Since 1993, numerous states have enacted their own RFRA legislation, with varying degrees of success. Essentially, states believed that the federal RFRA did not go far enough to protect religious institutions from state laws prohibiting any entity from discriminating based on certain protected classes. Some state laws have been upheld while others have been overturned by courts for unconstitutionally infringing upon citizens’ right to equal protection under the law. The latest state to join the foray into RFRA is Georgia, where a previously agreeable version had an amendment “twist” that ruffled feathers of many pre-amendment supporters and caused others to say that it should never have been pushed forward anyway due to constitutional issues.
Not So ‘Peachy’ Anymore
Georgia’s legislature was set to be the next in a long line of states whose law books would include a state version of the federal RFRA. The text of the latest bill being proposed in the state legislature largely mirrors the language of the federal law. Some argue that because it is so similar, the law would be unnecessary, which calls into question the motives behind its introduction. Many opponents of the state RFRA, including corporations and business leaders throughout the state, argue that the law is merely an attempt to allow business owners to legally discriminate against the LGBT community. Proponents of the law counter by pointing out the fact that Georgia’s state anti-discrimination law does not protect that community, and so will not change the status quo. This argument does not take into account, however, the myriad municipal and local laws in cities like Atlanta that already provide protection for the LGBT community.

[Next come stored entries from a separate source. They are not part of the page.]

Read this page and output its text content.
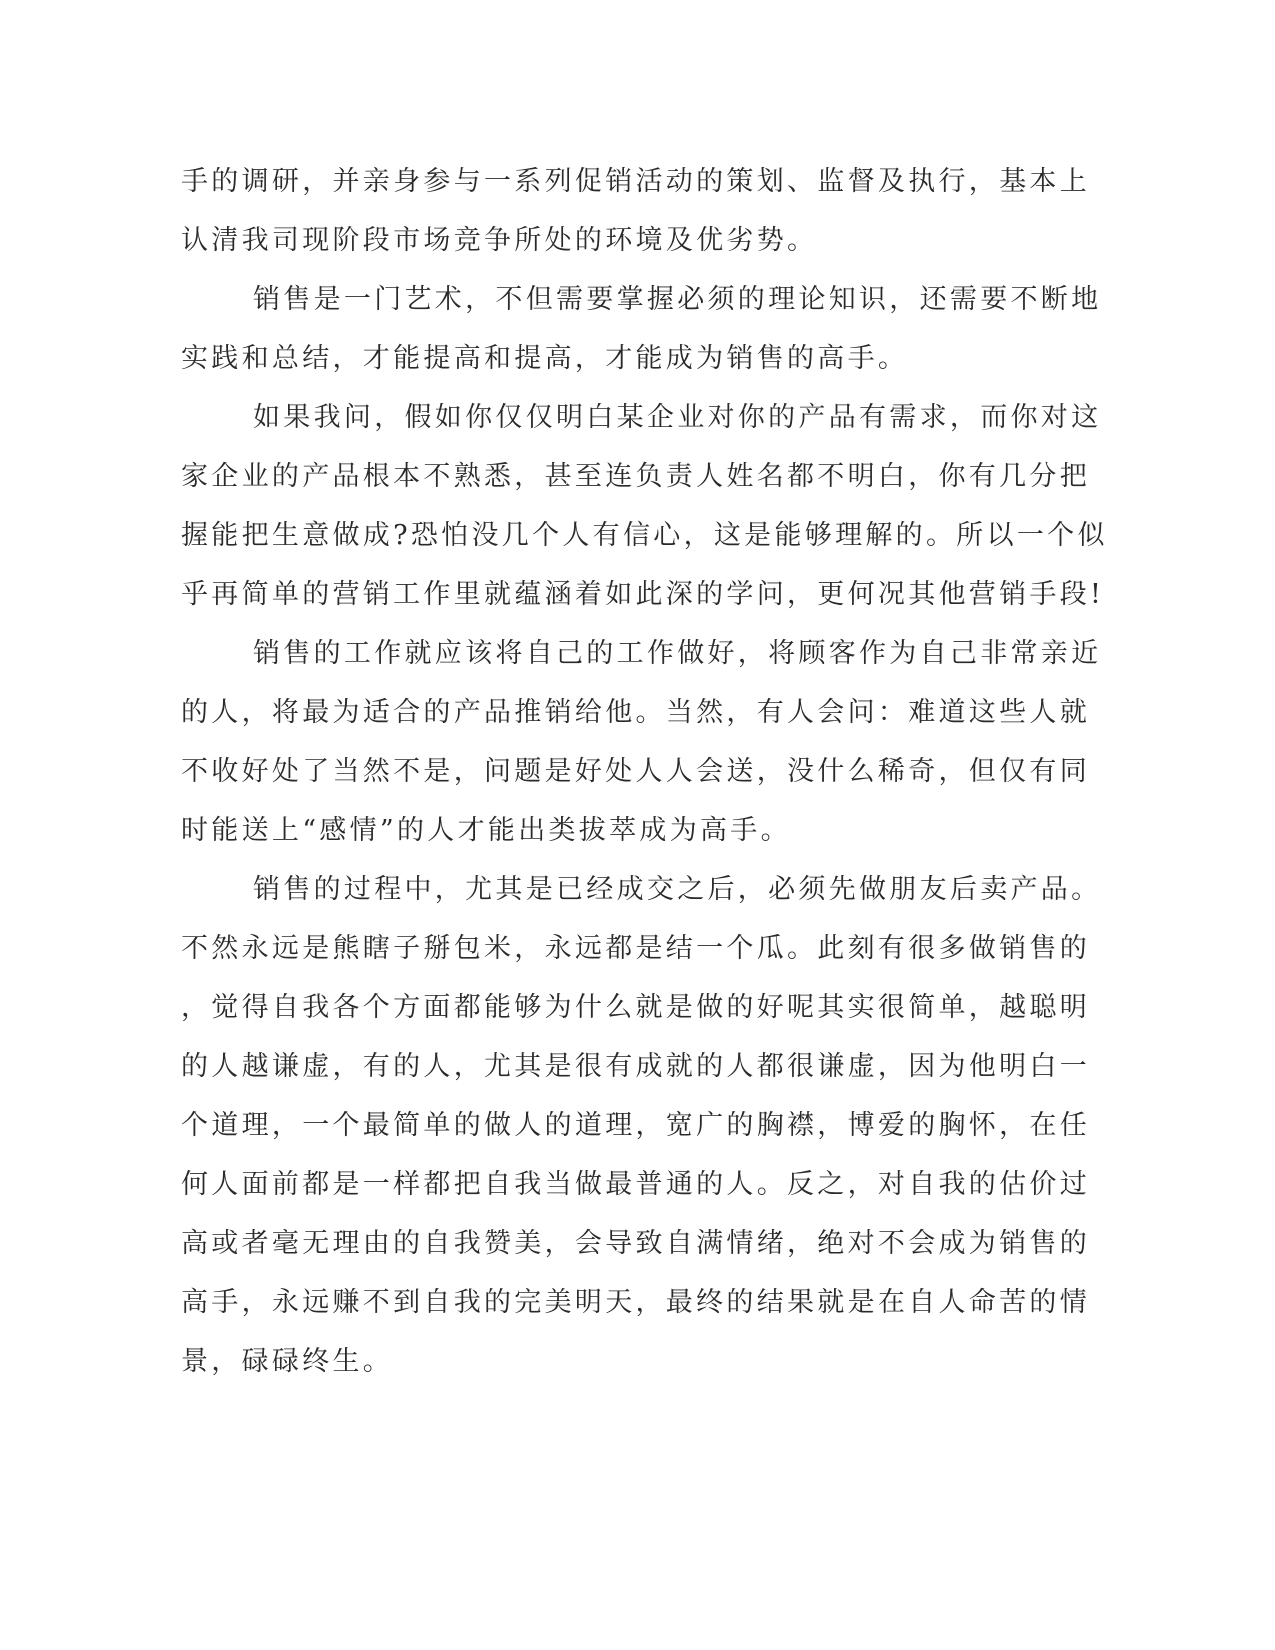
手的调研，并亲身参与一系列促销活动的策划、监督及执行，基本上
认清我司现阶段市场竞争所处的环境及优劣势。
销售是一门艺术，不但需要掌握必须的理论知识，还需要不断地
实践和总结，才能提高和提高，才能成为销售的高手。
如果我问，假如你仅仅明白某企业对你的产品有需求，而你对这
家企业的产品根本不熟悉，甚至连负责人姓名都不明白，你有几分把
握能把生意做成?恐怕没几个人有信心，这是能够理解的。所以一个似
乎再简单的营销工作里就蕴涵着如此深的学问，更何况其他营销手段!
销售的工作就应该将自己的工作做好，将顾客作为自己非常亲近
的人，将最为适合的产品推销给他。当然，有人会问：难道这些人就
不收好处了当然不是，问题是好处人人会送，没什么稀奇，但仅有同
时能送上“感情”的人才能出类拔萃成为高手。
销售的过程中，尤其是已经成交之后，必须先做朋友后卖产品。
不然永远是熊瞎子掰包米，永远都是结一个瓜。此刻有很多做销售的
，觉得自我各个方面都能够为什么就是做的好呢其实很简单，越聪明
的人越谦虚，有的人，尤其是很有成就的人都很谦虚，因为他明白一
个道理，一个最简单的做人的道理，宽广的胸襟，博爱的胸怀，在任
何人面前都是一样都把自我当做最普通的人。反之，对自我的估价过
高或者毫无理由的自我赞美，会导致自满情绪，绝对不会成为销售的
高手，永远赚不到自我的完美明天，最终的结果就是在自人命苦的情
景，碌碌终生。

While the bill’s drafters argue that their motive is pure – i.e. to address their constituents’ concerns over encroachment on religious liberties – it is interesting that the prior attempt was tabled by conservative legislators after one of their own added language “to explicitly block discrimination on any ground prohibited by federal, state, or local law.” Those who prevented the law from going to a vote argued that the language “gutted the bill.” It is difficult not to question the true motive behind this bill if protecting citizens from discrimination “guts” it.
Watch and Wait
The Universal Life Church has been monitoring developments in this area as they play out in the state courts. As with the issue involving the right to same-sex marriage, this is another facet in an area of law that will likely require review by the Supreme Court of the United States. Until the nation’s highest court rules on the issue, states will continue to move forward in varying directions as they forge their own path in a hotly contested area of law.